Опираясь на палку, коротко семеня ногами, мимо женщин прошел старик. Проводя его взглядом, старуха подошла к женщинам, поглядела на Софият, уложила ее на широкую деревянную кровать и молча принялась греть воду.

Едва старик вышел из сакли, как к нему бросился Яхья. Они заговорили по-балкарски. Никто не знал их языка, но было понятно: старик за что-то отчитывает пастуха. Тот стоял понурив голову, прислушиваясь к громким стонам, доносившимся из сакли.

Устало расположившихся вокруг сакли притихших бойцов охватило необычное чувство: сколько смертей повидали они, сколько друзей похоронили на горьких дорогах войны — а жизнь вот продолжается! Рождается новый человек!

Внезапно раздирающие душу стоны в сакле прекратились, и короткую тишину пронзил крик младенца.

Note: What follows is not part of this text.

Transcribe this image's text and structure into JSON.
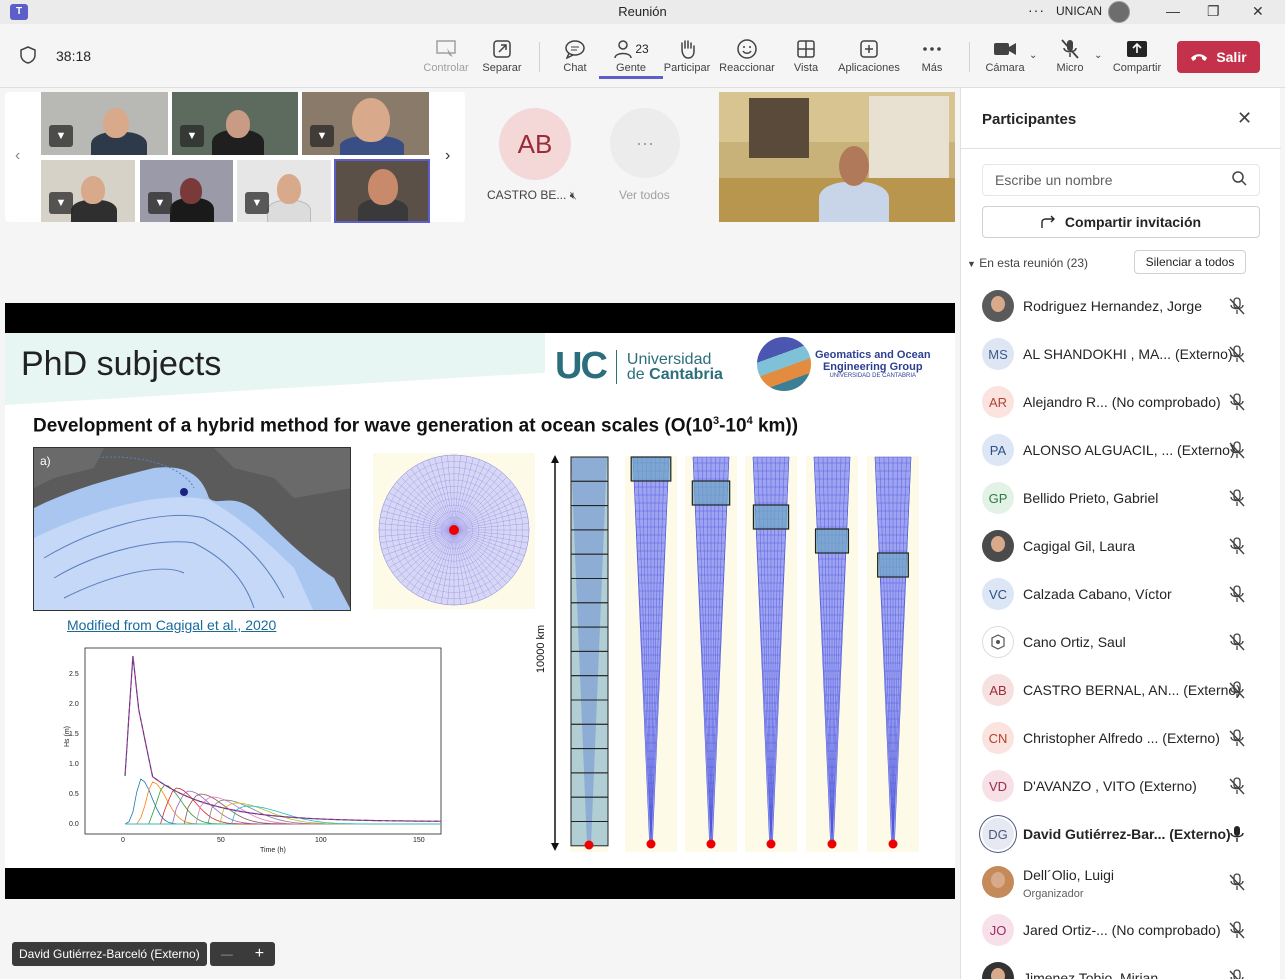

Из сакли вышла Ольга. Она держала на руках запеленатого во что-то ослепительно белое ребенка.

— Сын! — крикнула она, и эхо разнесло этот крик по ущелью, и казалось, что и лес и горы приветствуют вместе с людьми рождение человека.

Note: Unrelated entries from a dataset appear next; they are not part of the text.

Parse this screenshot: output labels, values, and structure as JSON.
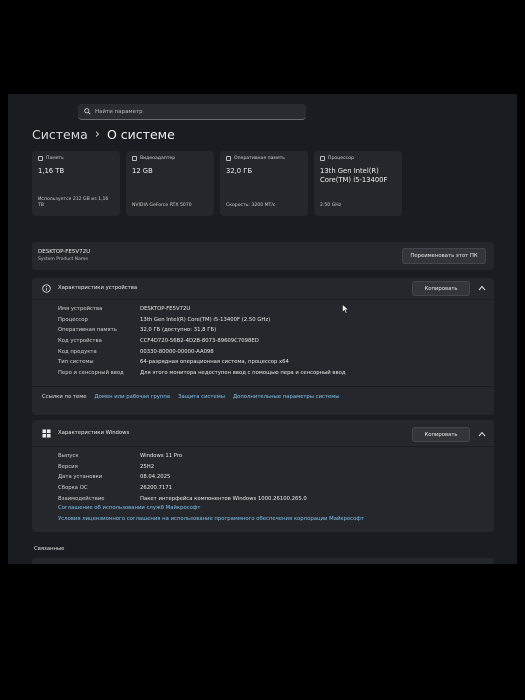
{
  "search": {
    "placeholder": "Найти параметр"
  },
  "breadcrumb": {
    "root": "Система",
    "separator": "›",
    "current": "О системе"
  },
  "cards": [
    {
      "title": "Память",
      "value": "1,16 TB",
      "sub": "Используется 212 GB из 1,16 TB",
      "icon": "storage-icon"
    },
    {
      "title": "Видеоадаптер",
      "value": "12 GB",
      "sub": "NVIDIA GeForce RTX 5070",
      "icon": "gpu-icon"
    },
    {
      "title": "Оперативная память",
      "value": "32,0 ГБ",
      "sub": "Скорость: 3200 MT/c",
      "icon": "ram-icon"
    },
    {
      "title": "Процессор",
      "value": "13th Gen Intel(R) Core(TM) i5-13400F",
      "sub": "2.50 GHz",
      "icon": "cpu-icon"
    }
  ],
  "device": {
    "name": "DESKTOP-FE5V72U",
    "sub": "System Product Name",
    "rename_label": "Переименовать этот ПК"
  },
  "device_specs": {
    "title": "Характеристики устройства",
    "copy_label": "Копировать",
    "rows": [
      {
        "k": "Имя устройства",
        "v": "DESKTOP-FE5V72U"
      },
      {
        "k": "Процессор",
        "v": "13th Gen Intel(R) Core(TM) i5-13400F (2.50 GHz)"
      },
      {
        "k": "Оперативная память",
        "v": "32,0 ГБ (доступно: 31,8 ГБ)"
      },
      {
        "k": "Код устройства",
        "v": "CCF4D720-56B2-4D2B-8073-89609C7098ED"
      },
      {
        "k": "Код продукта",
        "v": "00330-80000-00000-AA098"
      },
      {
        "k": "Тип системы",
        "v": "64-разрядная операционная система, процессор x64"
      },
      {
        "k": "Перо и сенсорный ввод",
        "v": "Для этого монитора недоступен ввод с помощью пера и сенсорный ввод"
      }
    ]
  },
  "related_links": {
    "label": "Ссылки по теме",
    "items": [
      "Домен или рабочая группа",
      "Защита системы",
      "Дополнительные параметры системы"
    ]
  },
  "windows_specs": {
    "title": "Характеристики Windows",
    "copy_label": "Копировать",
    "rows": [
      {
        "k": "Выпуск",
        "v": "Windows 11 Pro"
      },
      {
        "k": "Версия",
        "v": "25H2"
      },
      {
        "k": "Дата установки",
        "v": "08.04.2025"
      },
      {
        "k": "Сборка ОС",
        "v": "26200.7171"
      },
      {
        "k": "Взаимодействие",
        "v": "Пакет интерфейса компонентов Windows 1000.26100.265.0"
      }
    ],
    "links": [
      "Соглашение об использовании служб Майкрософт",
      "Условия лицензионного соглашения на использование программного обеспечения корпорации Майкрософт"
    ]
  },
  "related_section": {
    "title": "Связанные"
  },
  "colors": {
    "accent_link": "#7fc6ee",
    "panel": "#26272d",
    "background": "#1b1c22"
  }
}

Вскоре вокруг запылали костры. На огромных вертелах медленно завертелись бараньи туши, покрываясь румяной корочкой и распространяя вокруг дурманящий голодных людей запах шашлыка. Здесь командовал счастливый Яхья. В честь Ольги, из рук которой он принял сына, Яхья назвал первенца Олегом. Яхья сокрушался, что по такому поводу не может по-настоящему угостить людей: нет даже хлеба. Но хозяин сакли увел куда-то трех бойцов, те вскоре принесли три мешка кукурузной муки. Женщины принялись печь лепешки.

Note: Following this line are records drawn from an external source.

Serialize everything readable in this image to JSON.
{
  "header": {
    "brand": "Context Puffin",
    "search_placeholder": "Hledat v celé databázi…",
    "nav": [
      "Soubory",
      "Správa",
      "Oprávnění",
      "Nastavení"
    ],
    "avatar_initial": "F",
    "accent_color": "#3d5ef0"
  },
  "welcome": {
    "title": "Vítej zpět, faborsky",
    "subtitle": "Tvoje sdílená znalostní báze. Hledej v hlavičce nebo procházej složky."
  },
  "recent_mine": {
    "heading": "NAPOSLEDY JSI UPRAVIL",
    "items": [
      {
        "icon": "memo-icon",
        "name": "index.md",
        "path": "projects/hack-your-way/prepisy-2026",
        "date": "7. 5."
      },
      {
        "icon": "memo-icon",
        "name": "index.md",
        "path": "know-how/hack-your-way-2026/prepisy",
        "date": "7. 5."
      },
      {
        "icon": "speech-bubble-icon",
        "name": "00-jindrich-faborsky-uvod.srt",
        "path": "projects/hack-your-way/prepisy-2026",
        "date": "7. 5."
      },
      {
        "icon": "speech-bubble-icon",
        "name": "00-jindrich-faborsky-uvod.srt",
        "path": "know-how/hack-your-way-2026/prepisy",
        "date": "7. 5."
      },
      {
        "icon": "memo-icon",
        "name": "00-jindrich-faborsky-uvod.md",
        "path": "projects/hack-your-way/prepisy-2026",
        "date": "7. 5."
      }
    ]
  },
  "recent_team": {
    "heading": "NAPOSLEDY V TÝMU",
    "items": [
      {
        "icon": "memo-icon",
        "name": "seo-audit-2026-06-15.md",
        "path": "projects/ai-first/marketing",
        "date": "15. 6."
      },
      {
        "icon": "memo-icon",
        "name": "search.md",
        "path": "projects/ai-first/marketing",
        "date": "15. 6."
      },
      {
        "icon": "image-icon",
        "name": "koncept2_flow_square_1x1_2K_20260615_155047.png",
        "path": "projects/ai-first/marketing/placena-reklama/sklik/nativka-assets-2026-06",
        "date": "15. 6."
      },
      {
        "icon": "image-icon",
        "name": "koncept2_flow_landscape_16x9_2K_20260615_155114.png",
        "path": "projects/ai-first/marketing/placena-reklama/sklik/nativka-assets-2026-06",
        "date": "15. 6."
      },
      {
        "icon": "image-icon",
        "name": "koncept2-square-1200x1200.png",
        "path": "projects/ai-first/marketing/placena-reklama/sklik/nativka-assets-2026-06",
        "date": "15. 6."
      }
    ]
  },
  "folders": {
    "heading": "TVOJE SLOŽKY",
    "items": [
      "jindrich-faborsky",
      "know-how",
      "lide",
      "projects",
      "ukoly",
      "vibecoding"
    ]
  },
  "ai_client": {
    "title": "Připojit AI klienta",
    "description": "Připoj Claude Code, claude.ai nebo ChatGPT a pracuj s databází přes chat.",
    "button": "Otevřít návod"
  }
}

Это общее радостное возбуждение передалось и детям. Им казался чудом этот неожиданный праздник.

— Воздух! — крикнул капитан Сирота. Но было поздно. За общим шумным весельем никто не услышал приближающийся гул самолета.

«Фокке-вульф», словно назойливая муха, кружил над селением. Фашистский летчик не сбрасывал бомб, не строчил из пулеметов, но было ясно, что он передавал наземным войскам то, что видел с воздуха.

— Туши костры! — приказал Сирота. — Всем через мост в лес! Быстро!

— Погоди, Марат Иванович, — остановил капитана Борис Севидов. — Что же, хлеб немцам оставлять? И шашлык?

— Какой хлеб? Какой шашлык? Ты что, спятил, Борис? — вспылил Сирота. — Сейчас егеря попрут, из нас самих шашлык сделают.

— Не горячись, Марат Иванович. Детей, конечно, побыстрее через мост в лес. И раненых и ослабевших — тоже. А мне дай человек тридцать крепких ребят. Будем держать рудник, пока хлеб не испечется. Ты сам видишь, дети голодные, только раздразнили детвору этим запахом. Тут и взрослый не выдержит.

— Все так, — согласился Сирота. — Но кто знает, какие силы егерей двинутся на рудник. Отходить тебе все равно придется, а егеря за тобой следом через мост. Весь батальон накроют, и пацанву не спасем.

Старик — хозяин сакли слушал разговор двух командиров и переспрашивал Яхью, о чем они говорят. Потом ухватил за рукав гимнастерки капитана Сироту и повел к заросшему травой погребу, возбужденно говоря что-то по-балкарски.

— Чего он хочет, Яхья?

— Старик говорит, что в погребе остался динамит. На руднике прежде взрывали скалы.

— Вот это уже дело, — обрадовался капитан. — Давай, отец, показывай, где динамит. А ты, Яхья, поторопи женщин.


…Бойцы залегли вдоль гребня, и каждый отчетливо видел, как с противоположного склона, укрываясь за деревьями, медленно спускались цепи егерей.

Мучительно долго тянулось время. Борис с тревогой наблюдал за приближающимися егерями, то и дело оглядываясь в сторону моста, где бойцы крепили к опорам взрывчатку. Другие перетаскивали на плечах бараньи туши и мешки с лепешками. Яхья перегнал через мост оставшихся овец и бегом возвратился к гребню, где залегли бойцы.

— Товарищ командир, — неумело приняв строевую стойку, запыхавшись, обратился он к Рокотову, — старший командир приказал отходить. — Яхья был явно доволен, что ему доверили выполнить военное поручение. — Люди в лесу, лукумы за мостом, и бараны там.

Борис Севидов отвел бойцов через мост и занял оборону на противоположном берегу Малки.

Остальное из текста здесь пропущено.